D’ailleurs, pourquoi cette accélération ? Pour la bonne raison que le Fast Forward nous renvoie à nos dix piges, à ces journées passées à boire du Coca acide tout en flinguant en un rituel autodestructeur nos vénérées VHS à coups d’avance-rapide. Le décor choisi est celui, idyllique, de l’enfance. Et c’est à travers l’établissement que s’enchaînent les traumas, issus du refoulé : malade emplâtré en chaise roulante, incendie destructeur (« school’s out forever »), lasers furieux, tueries de jeux vidéo, gros lourdaud travelo, regards face-cam malaisants des génériques de sitcoms et graves troubles émotionnels font éclore cette horreur comique, entre le grotesque et le cas psychiatrique.

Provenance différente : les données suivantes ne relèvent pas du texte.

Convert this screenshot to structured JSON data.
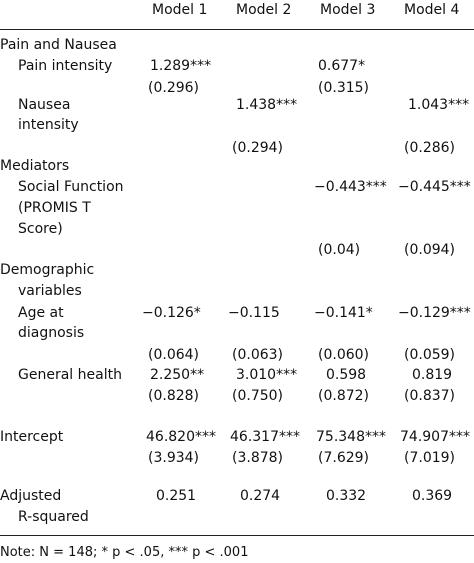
{
  "header": {
    "columns": [
      "Model 1",
      "Model 2",
      "Model 3",
      "Model 4"
    ]
  },
  "sections": [
    {
      "title": [
        "Pain and Nausea"
      ],
      "rows": [
        {
          "label": [
            "Pain intensity"
          ],
          "estimates": [
            "1.289***",
            null,
            "0.677*",
            null
          ],
          "se": [
            "(0.296)",
            null,
            "(0.315)",
            null
          ]
        },
        {
          "label": [
            "Nausea",
            "intensity"
          ],
          "estimates": [
            null,
            "1.438***",
            null,
            "1.043***"
          ],
          "se": [
            null,
            "(0.294)",
            null,
            "(0.286)"
          ]
        }
      ]
    },
    {
      "title": [
        "Mediators"
      ],
      "rows": [
        {
          "label": [
            "Social Function",
            "(PROMIS T",
            "Score)"
          ],
          "estimates": [
            null,
            null,
            "−0.443***",
            "−0.445***"
          ],
          "se": [
            null,
            null,
            "(0.04)",
            "(0.094)"
          ]
        }
      ]
    },
    {
      "title": [
        "Demographic",
        "variables"
      ],
      "rows": [
        {
          "label": [
            "Age at",
            "diagnosis"
          ],
          "estimates": [
            "−0.126*",
            "−0.115",
            "−0.141*",
            "−0.129***"
          ],
          "se": [
            "(0.064)",
            "(0.063)",
            "(0.060)",
            "(0.059)"
          ]
        },
        {
          "label": [
            "General health"
          ],
          "estimates": [
            "2.250**",
            "3.010***",
            "0.598",
            "0.819"
          ],
          "se": [
            "(0.828)",
            "(0.750)",
            "(0.872)",
            "(0.837)"
          ]
        }
      ]
    }
  ],
  "intercept": {
    "label": "Intercept",
    "estimates": [
      "46.820***",
      "46.317***",
      "75.348***",
      "74.907***"
    ],
    "se": [
      "(3.934)",
      "(3.878)",
      "(7.629)",
      "(7.019)"
    ]
  },
  "adjusted_r_squared": {
    "label": [
      "Adjusted",
      "R-squared"
    ],
    "values": [
      "0.251",
      "0.274",
      "0.332",
      "0.369"
    ]
  },
  "note": "Note: N = 148; * p < .05, *** p < .001"
}
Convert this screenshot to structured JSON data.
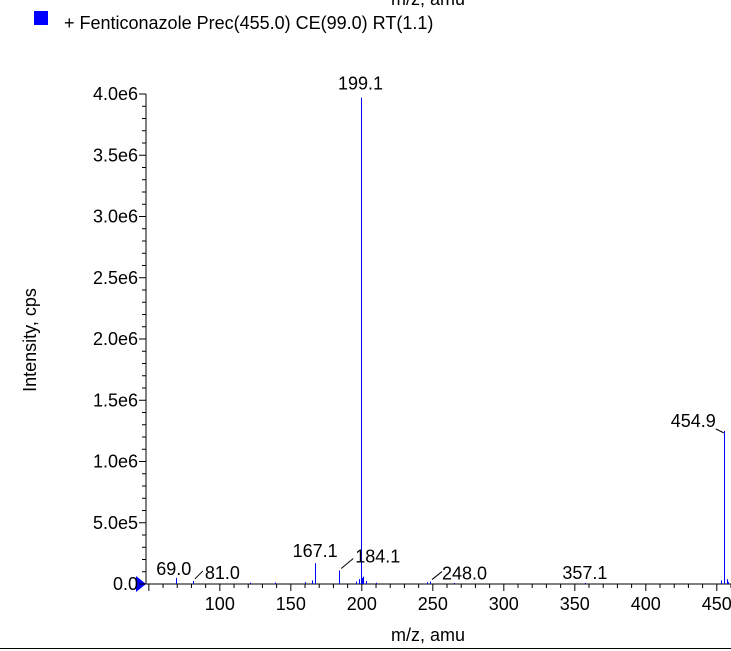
{
  "header": {
    "top_label_clipped": "m/z, amu",
    "legend_swatch_color": "#0000ff",
    "legend_text": "+ Fenticonazole Prec(455.0) CE(99.0) RT(1.1)"
  },
  "chart_data": {
    "type": "bar",
    "title": "",
    "xlabel": "m/z, amu",
    "ylabel": "Intensity, cps",
    "xlim": [
      48,
      460
    ],
    "ylim": [
      0,
      4000000
    ],
    "x_ticks": [
      100,
      150,
      200,
      250,
      300,
      350,
      400,
      450
    ],
    "x_tick_labels": [
      "100",
      "150",
      "200",
      "250",
      "300",
      "350",
      "400",
      "450"
    ],
    "y_ticks": [
      0,
      500000,
      1000000,
      1500000,
      2000000,
      2500000,
      3000000,
      3500000,
      4000000
    ],
    "y_tick_labels": [
      "0.0",
      "5.0e5",
      "1.0e6",
      "1.5e6",
      "2.0e6",
      "2.5e6",
      "3.0e6",
      "3.5e6",
      "4.0e6"
    ],
    "series_color": "#0000ff",
    "peaks": [
      {
        "mz": 69.0,
        "intensity": 50000
      },
      {
        "mz": 81.0,
        "intensity": 25000
      },
      {
        "mz": 121.0,
        "intensity": 10000
      },
      {
        "mz": 139.0,
        "intensity": 12000
      },
      {
        "mz": 160.0,
        "intensity": 15000
      },
      {
        "mz": 165.0,
        "intensity": 30000
      },
      {
        "mz": 167.1,
        "intensity": 170000
      },
      {
        "mz": 184.1,
        "intensity": 110000
      },
      {
        "mz": 196.0,
        "intensity": 20000
      },
      {
        "mz": 198.0,
        "intensity": 40000
      },
      {
        "mz": 199.1,
        "intensity": 3970000
      },
      {
        "mz": 200.1,
        "intensity": 50000
      },
      {
        "mz": 201.1,
        "intensity": 60000
      },
      {
        "mz": 203.0,
        "intensity": 25000
      },
      {
        "mz": 210.0,
        "intensity": 10000
      },
      {
        "mz": 246.0,
        "intensity": 15000
      },
      {
        "mz": 248.0,
        "intensity": 20000
      },
      {
        "mz": 265.0,
        "intensity": 8000
      },
      {
        "mz": 357.1,
        "intensity": 8000
      },
      {
        "mz": 453.0,
        "intensity": 30000
      },
      {
        "mz": 454.9,
        "intensity": 1250000
      },
      {
        "mz": 456.9,
        "intensity": 40000
      },
      {
        "mz": 458.0,
        "intensity": 15000
      }
    ],
    "peak_labels": [
      {
        "text": "199.1",
        "mz": 199.1,
        "intensity": 3970000
      },
      {
        "text": "454.9",
        "mz": 454.9,
        "intensity": 1250000
      },
      {
        "text": "167.1",
        "mz": 167.1,
        "intensity": 170000
      },
      {
        "text": "184.1",
        "mz": 184.1,
        "intensity": 110000
      },
      {
        "text": "69.0",
        "mz": 69.0,
        "intensity": 50000
      },
      {
        "text": "81.0",
        "mz": 81.0,
        "intensity": 25000
      },
      {
        "text": "248.0",
        "mz": 248.0,
        "intensity": 20000
      },
      {
        "text": "357.1",
        "mz": 357.1,
        "intensity": 8000
      }
    ]
  }
}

Adult Swim perpétue l’idée selon laquelle notre génération est nostalgique jusqu’à la pathologie, quand bien même son enfance n’est qu’un vaste cauchemar. Rodney Ascher nous l’explique à travers son court-métrage The S From Hell, focus sur logo de la société de production Screen Gems, qui fut l’objet d’un profond trauma collectif au sein de la société américaine, du à son S satanique et à sa musicalité angoissante. La pop, nous dit Ascher, est ce labyrinthe où Danny Torrance manque de se faire hacher menu, la pop, ce sont ces interminables paralysies du sommeil faisant écho à nos premiers visionnages en loucedé de A Nightmare on Elm Street. La pop, nous confirme Adult Swim, c’est précisément ce par quoi Antonin Artaud définit le cinéma burlesque dans son ouvrage Le Théâtre de la Cruauté : « Le cinéma constellé de rêves, et qui nous donne la sensation physique de la vie pure, trouve son triomphe dans l’humour le plus excessif ».


André Breton et Robert Desnos , afin de toucher du doigt cet onirisme idéalisé, ont opté pour l’hypnose. Nous, en 2016, nous avons mieux : nous avons l’Hôtel Infomercial, et chacun y est un gardien. Nous acceptons la folie comme s’il s’agissait de notre propre histoire, de notre passé, d’un passé que nous aurions à la fois vécu et rêvé. Adult Swim, c’est l’expression la plus pop qui soit du phénomène d’inquiétante étrangeté. Si l’Infomercial se base sur l’aléatoire, le « random », le processus créatif mis en oeuvre est précisément ce les Surréalistes appelaient l’automatisme, et qui donnât naissance aux cadavres exquis. Automatisme ici saupoudré de gore et de stop motion.


Difficile donc de faire plus psychique que ce gros Z où l’on vacille comme dans un rêve du Principal sorti d’un film de John Hugues à un interlude chansonnier sur  rideau rouge calqué sur les fameuses scènes du  show de David Lynch et Mark Frost. Entre films de robots à l’ancienne, slasher movie craspec et stupidités absurdes à la Nickelodeon, l’Infomercial fait fusionner Jason Voorhes avec l’art expérimental russe, pour mieux nous faire vivre une vision fantasmée de notre enfance : une vaste fiction traumatisante, crade, fantasmagorique, hurlante, cauchemardesque, remplie comme un vieux coffre à jouets d’armes dangereuses et de souvenirs culturels en pagaille. Adult Swim vient encore de tuer Internet.